Long-acting β₂-adrenergic agonists should be used with caution in patients with unusual reactions to sympathomimetic amines.

β₂-adrenergic agonists may cause significant hypokalemia in some patients, creating preconditions for the occurrence of adverse cardiovascular reactions. The decrease in serum potassium is usually transient and does not require replacement. In patients with severe COPD, hypokalemia may progress due to hypoxia and concomitant therapy and increase the risk of arrhythmias.

Inhalation use of β₂-adrenergic agonists in high doses may lead to an increase in plasma glucose levels.

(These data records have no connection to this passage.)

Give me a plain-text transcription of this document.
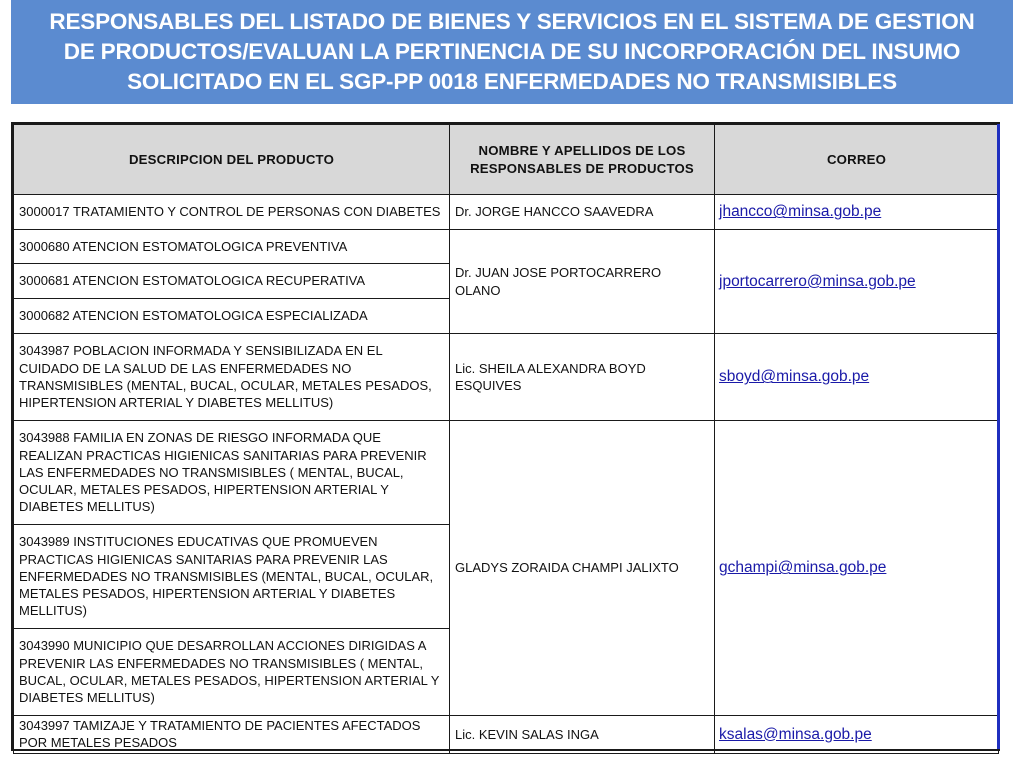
RESPONSABLES DEL LISTADO DE BIENES Y SERVICIOS EN EL SISTEMA DE GESTION
DE PRODUCTOS/EVALUAN LA PERTINENCIA DE SU INCORPORACIÓN DEL INSUMO
SOLICITADO EN EL SGP-PP 0018 ENFERMEDADES NO TRANSMISIBLES
DESCRIPCION DEL PRODUCTO	NOMBRE Y APELLIDOS DE LOS RESPONSABLES DE PRODUCTOS	CORREO
3000017 TRATAMIENTO Y CONTROL DE PERSONAS CON DIABETES	Dr. JORGE HANCCO SAAVEDRA	jhancco@minsa.gob.pe
3000680 ATENCION ESTOMATOLOGICA PREVENTIVA	Dr. JUAN JOSE PORTOCARRERO OLANO	jportocarrero@minsa.gob.pe
3000681 ATENCION ESTOMATOLOGICA RECUPERATIVA		
3000682 ATENCION ESTOMATOLOGICA ESPECIALIZADA		
3043987 POBLACION INFORMADA Y SENSIBILIZADA EN EL CUIDADO DE LA SALUD DE LAS ENFERMEDADES NO TRANSMISIBLES (MENTAL, BUCAL, OCULAR, METALES PESADOS, HIPERTENSION ARTERIAL Y DIABETES MELLITUS)	Lic. SHEILA ALEXANDRA BOYD ESQUIVES	sboyd@minsa.gob.pe
3043988 FAMILIA EN ZONAS DE RIESGO INFORMADA QUE REALIZAN PRACTICAS HIGIENICAS SANITARIAS PARA PREVENIR LAS ENFERMEDADES NO TRANSMISIBLES ( MENTAL, BUCAL, OCULAR, METALES PESADOS, HIPERTENSION ARTERIAL Y DIABETES MELLITUS)	GLADYS ZORAIDA CHAMPI JALIXTO	gchampi@minsa.gob.pe
3043989 INSTITUCIONES EDUCATIVAS QUE PROMUEVEN PRACTICAS HIGIENICAS SANITARIAS PARA PREVENIR LAS ENFERMEDADES NO TRANSMISIBLES (MENTAL, BUCAL, OCULAR, METALES PESADOS, HIPERTENSION ARTERIAL Y DIABETES MELLITUS)		
3043990 MUNICIPIO QUE DESARROLLAN ACCIONES DIRIGIDAS A PREVENIR LAS ENFERMEDADES NO TRANSMISIBLES ( MENTAL, BUCAL, OCULAR, METALES PESADOS, HIPERTENSION ARTERIAL Y DIABETES MELLITUS)		
3043997 TAMIZAJE Y TRATAMIENTO DE PACIENTES AFECTADOS POR METALES PESADOS	Lic. KEVIN SALAS INGA	ksalas@minsa.gob.pe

Olodaterol should not be used in combination with any other medicinal product containing long-acting β₂-adrenergic agonists.

Effect on ability to drive vehicles and operate machinery

Studies on the effect of olodaterol on the ability to drive vehicles and operate machinery have not been conducted. During treatment, patients should exercise caution when performing these activities, as dizziness may develop.

Drug Interactions

When used concomitantly with other adrenergic drugs, an increase in the side effects of olodaterol is possible.

Concomitant use of xanthine derivatives, steroids, or diuretics (not belonging to the potassium-sparing group) may enhance the hypokalemic effect of β-adrenergic agonists.

Beta-adrenergic blockers may weaken the effect of olodaterol or counteract this effect. Therefore, Olodaterol should be used together with beta-adrenergic blockers (including eye drops) only in forced situations. In this case, the use of cardioselective beta-blockers is preferable (with caution).

MAO inhibitors, tricyclic antidepressants, or other drugs that can prolong the QT_c interval may enhance the effect of olodaterol on the cardiovascular system.

Concomitant use of olodaterol with ketoconazole led to an increase in the bioavailability of olodaterol by 1.7 times, but this did not affect safety; dose adjustment is not required.

Storage Conditions

Store at 2°C (36°F) to 25°C (77°F). Keep in original packaging, protected from light. Keep out of reach of children.

Dispensing Status

Rx Only

Important Safety Information

This information is for educational purposes only and does not replace professional medical advice. Always consult your doctor before use. Dosage and side effects may vary. Use only as prescribed.